Erin Spain: [00:12:20] It's obvious that you care a lot about your patients and their well-being, and that can also include their mental health. Just tell me about some of the other ways that you sort of wraparound care is mental health care something else that you take into consideration?

Dr. Toney Graham: [00:12:35] Absolutely. So in the rural community, the perspective on mental health is a little different. It's almost taboo to a certain extent, not as bad as it was when I was younger, but it's almost taboo to a certain extent to even mention that you feel depressed or that you have doubts about how you are feeling about life. And you know, again, one of my sayings I say to my patients, and if you ever meet one of them, they'll tell you, he says this, it's great that I order all these tests and I go through all these numbers with you. And make no mistake, I'm going to try to make sure your cholesterol is perfect, your blood pressure's perfect.

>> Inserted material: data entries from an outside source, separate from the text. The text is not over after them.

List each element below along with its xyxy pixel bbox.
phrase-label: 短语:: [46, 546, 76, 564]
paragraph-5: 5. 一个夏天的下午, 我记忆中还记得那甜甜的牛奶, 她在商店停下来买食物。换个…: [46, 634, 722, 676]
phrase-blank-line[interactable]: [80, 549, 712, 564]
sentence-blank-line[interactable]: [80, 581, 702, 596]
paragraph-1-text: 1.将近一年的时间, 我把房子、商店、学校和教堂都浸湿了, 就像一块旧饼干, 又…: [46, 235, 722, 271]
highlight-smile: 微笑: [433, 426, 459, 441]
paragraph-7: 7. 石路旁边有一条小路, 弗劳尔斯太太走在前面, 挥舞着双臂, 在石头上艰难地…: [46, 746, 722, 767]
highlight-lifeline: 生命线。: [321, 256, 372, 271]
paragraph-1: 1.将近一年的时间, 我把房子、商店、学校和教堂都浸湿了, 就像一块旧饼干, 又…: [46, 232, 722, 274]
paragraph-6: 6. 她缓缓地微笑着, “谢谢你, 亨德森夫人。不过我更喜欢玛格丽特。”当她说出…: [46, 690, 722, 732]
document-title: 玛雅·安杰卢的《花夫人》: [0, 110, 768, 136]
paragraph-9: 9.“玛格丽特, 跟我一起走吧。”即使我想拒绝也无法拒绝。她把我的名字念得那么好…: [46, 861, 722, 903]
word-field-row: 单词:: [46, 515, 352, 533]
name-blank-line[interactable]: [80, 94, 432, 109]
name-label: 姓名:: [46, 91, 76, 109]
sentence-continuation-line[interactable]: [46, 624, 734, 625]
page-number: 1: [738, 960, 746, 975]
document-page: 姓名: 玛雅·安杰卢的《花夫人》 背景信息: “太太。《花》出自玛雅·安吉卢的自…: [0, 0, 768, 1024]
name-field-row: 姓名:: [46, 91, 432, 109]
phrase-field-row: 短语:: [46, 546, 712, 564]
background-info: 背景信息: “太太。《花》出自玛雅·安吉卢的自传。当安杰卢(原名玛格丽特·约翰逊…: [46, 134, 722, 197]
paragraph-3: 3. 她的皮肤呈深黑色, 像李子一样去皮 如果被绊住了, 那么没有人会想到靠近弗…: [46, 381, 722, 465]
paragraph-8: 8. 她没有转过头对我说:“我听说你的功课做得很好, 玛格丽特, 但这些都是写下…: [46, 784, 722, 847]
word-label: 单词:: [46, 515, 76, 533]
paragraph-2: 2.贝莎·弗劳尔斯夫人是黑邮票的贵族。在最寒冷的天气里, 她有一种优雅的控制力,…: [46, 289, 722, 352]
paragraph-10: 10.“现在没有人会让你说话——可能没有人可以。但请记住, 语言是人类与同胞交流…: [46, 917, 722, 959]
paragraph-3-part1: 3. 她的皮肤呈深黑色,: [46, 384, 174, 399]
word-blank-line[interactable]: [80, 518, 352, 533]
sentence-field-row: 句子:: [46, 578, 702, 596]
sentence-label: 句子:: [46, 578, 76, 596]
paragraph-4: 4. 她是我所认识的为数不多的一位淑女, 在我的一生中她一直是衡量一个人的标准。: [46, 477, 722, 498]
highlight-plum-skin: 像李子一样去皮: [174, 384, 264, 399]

But if all of that's in line and you're not OK up here in your head and here in your heart, then it doesn't mean a whole lot. It's all for nothing. I need you to understand that I don't stand in judgment of you when you come to me and tell me you're not OK. I need you to express that to me and let us sit down and work it out. Let's figure out what we can do to help you feel OK. Or at least start going in the right direction and get you other services counseling as well as medication if needed, in order to help people get into a good place from a mental standpoint.

Erin Spain: [00:13:48] Is there anything else that you want to add?

Dr. Toney Graham: [00:13:50] You know, I'd just like to reiterate just the importance of integration of academic medicine in our rural communities. I've had the pleasure of growing up here watching the impact that a few doctors and a few people that are willing to go above and beyond can have on the community, and then going out to be educated outside of the community in Nashville, doing work in Chicago, doing medical volunteer work with my father in Haiti, and going on and being trained in in eastern Carolina ECU, where we worked with a lot of the rural area and how academic medicine can really impact areas like that. And I saw it as a mirror of what could be if we had the same thing here. And so it's not just with overall elation that I welcome MUSC and the idea that they're doing this here, but that it's going throughout the state, given that South Carolina is so much a rural community.

Erin Spain: [00:14:56] Before I let you go, I want to ask you the question we ask everyone who comes on the podcast. And what do you do to optimize your health and live well?

Dr. Toney Graham: [00:15:06] I exercise. I like to lift a lot of heavy weight. That's, you know, a time of clarity for me. I'm just kind of letting out some frustrations and whatnot. I try to keep a fairly healthy diet and just try to stay active, whether it's running around with my kids. Sometimes it's about getting out, running the three or five miles, just taking a walk with my wife. Anything to just keep the motor running and keep the mind, you know, as clear as possible.

Erin Spain: [00:15:35] Well, Dr. Toney Graham, the third. Thank you so much for coming on the show. It was just a pleasure to talk with you.

Dr. Toney Graham: [00:15:41] Awesome. Thank you for having me.